Up until this year, this chummy relationship has exemplified US trade with Cuba, a partnership that has brought American farmers and agribusiness as much as half a billion dollars since 2001. Last year, the United States provided over 20 percent of Cuba's agricultural products.

This year, according to experts like John Kavulich, president of the U.S.-Cuba Trade and Economic Council, that could double. "In 2002, the relationship from a commercial standpoint was leaping from one peak to the next. Every month there were new purchases, U.S. companies were sending representatives down. Members of the House and Senate were going down. Governors were going down. There was a lot of euphoria," he says.

This euphoria peaked at last year's U.S. Food and Agribusiness exhibition in Havana. It produced over $92 million in sales for U.S. businesses. A second exhibition was planned for this coming January. But that was before the Castro government imprisoned more than 70 political dissidents and executed three Cubans caught trying to escape the country last spring. The crackdown has spurred the Bush Administration to further restrict travel to Cuba. As a result, next year's trade fair has been cancelled because exhibitors can not get the necessary travel documents. The Bush Administration is also restricting non-business visits by U.S. schools and non-profit groups.

Economic Council president John Kavulich says the success of last year's exhibition should serve as an example to the president of why further restrictions on Cuba are a bad idea. "Harming lawful business activity isn't the way to harm the Cuban government," he says. "What you're doing is harming the business community. And is that really your target?"

But the Bush Administration isn't alone. Since the arrests and executions, many members of Congress who supported easing trade and travel barriers are re-thinking their position. Minnesota freshman Senator Norm Coleman is among those who have had a change of heart. During his campaign last year, he favored lifting trade and travel barriers on Cuba. After visiting the country this fall, Senator Coleman gave the Bush Administration's stance his support.

Back on his farm, Minnesota farmer Ralph Kaehler says his senator is playing party politics at the expense of Minnesota producers. "I know I look at people that deal with me, if they came and visited me and then started complaining about me, I probably wouldn't be too fired up about working with them again," he says.

Mr. Kaehler says he wonders why members of Congress aren't applying equal pressure on countries like China or Saudi Arabia. Both are U.S. trading partners whose governments have also been criticized for their human rights records.
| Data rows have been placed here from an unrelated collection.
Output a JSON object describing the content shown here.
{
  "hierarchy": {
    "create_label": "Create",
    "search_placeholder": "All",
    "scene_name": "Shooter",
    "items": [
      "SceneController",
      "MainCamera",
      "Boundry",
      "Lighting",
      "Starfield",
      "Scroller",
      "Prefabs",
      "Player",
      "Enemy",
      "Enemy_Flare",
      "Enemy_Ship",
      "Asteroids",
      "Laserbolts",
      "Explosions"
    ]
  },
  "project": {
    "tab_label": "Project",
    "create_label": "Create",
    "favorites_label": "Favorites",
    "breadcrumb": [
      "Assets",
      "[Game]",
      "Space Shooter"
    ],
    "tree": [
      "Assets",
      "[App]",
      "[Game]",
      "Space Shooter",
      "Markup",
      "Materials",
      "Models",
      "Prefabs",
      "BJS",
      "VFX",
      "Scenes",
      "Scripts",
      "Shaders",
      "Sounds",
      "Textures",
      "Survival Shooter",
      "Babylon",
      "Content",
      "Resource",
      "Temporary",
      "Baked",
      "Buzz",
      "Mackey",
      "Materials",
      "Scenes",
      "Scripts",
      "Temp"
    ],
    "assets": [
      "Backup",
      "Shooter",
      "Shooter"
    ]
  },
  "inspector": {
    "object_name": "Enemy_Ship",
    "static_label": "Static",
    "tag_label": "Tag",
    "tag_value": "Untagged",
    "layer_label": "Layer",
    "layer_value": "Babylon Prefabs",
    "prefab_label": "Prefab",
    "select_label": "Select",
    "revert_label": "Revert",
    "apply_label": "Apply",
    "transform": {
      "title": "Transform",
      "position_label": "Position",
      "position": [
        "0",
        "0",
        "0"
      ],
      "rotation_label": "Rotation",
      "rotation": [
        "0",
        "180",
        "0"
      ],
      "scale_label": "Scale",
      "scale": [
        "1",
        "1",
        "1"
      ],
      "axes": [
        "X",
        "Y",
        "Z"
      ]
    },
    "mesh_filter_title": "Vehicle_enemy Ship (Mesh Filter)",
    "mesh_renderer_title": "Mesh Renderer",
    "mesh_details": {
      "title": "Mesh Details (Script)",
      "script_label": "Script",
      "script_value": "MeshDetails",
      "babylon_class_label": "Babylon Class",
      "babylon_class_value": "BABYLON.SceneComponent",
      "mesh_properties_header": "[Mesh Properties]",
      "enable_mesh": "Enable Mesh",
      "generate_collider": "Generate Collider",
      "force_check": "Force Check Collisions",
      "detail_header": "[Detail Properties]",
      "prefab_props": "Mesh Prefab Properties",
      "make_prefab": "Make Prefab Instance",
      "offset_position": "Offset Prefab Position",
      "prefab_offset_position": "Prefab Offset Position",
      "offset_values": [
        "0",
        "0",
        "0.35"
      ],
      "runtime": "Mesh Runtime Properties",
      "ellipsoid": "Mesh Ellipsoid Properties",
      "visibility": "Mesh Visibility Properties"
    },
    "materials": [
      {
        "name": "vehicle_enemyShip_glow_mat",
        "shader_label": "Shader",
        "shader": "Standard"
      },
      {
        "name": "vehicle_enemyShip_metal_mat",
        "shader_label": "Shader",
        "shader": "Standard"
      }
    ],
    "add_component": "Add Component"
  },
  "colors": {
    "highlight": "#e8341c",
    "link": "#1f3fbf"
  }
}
According to Cuba trade expert John Kavulich, these countries are too important to American business interests for the U.S. government to apply the same principles. "The government of China made it very clear to US companies: you support us, or we may have difficulty dealing with you. And that resonates with U.S. company executives. In the case of Cuba, it simply isn't as important economically, yet," he says.

Mr. Kavulich says Cuba's proximity to the United States and its enthusiasm for American products give the country the potential to be an important trading partner. That is, he says, if politics would just get out of the way.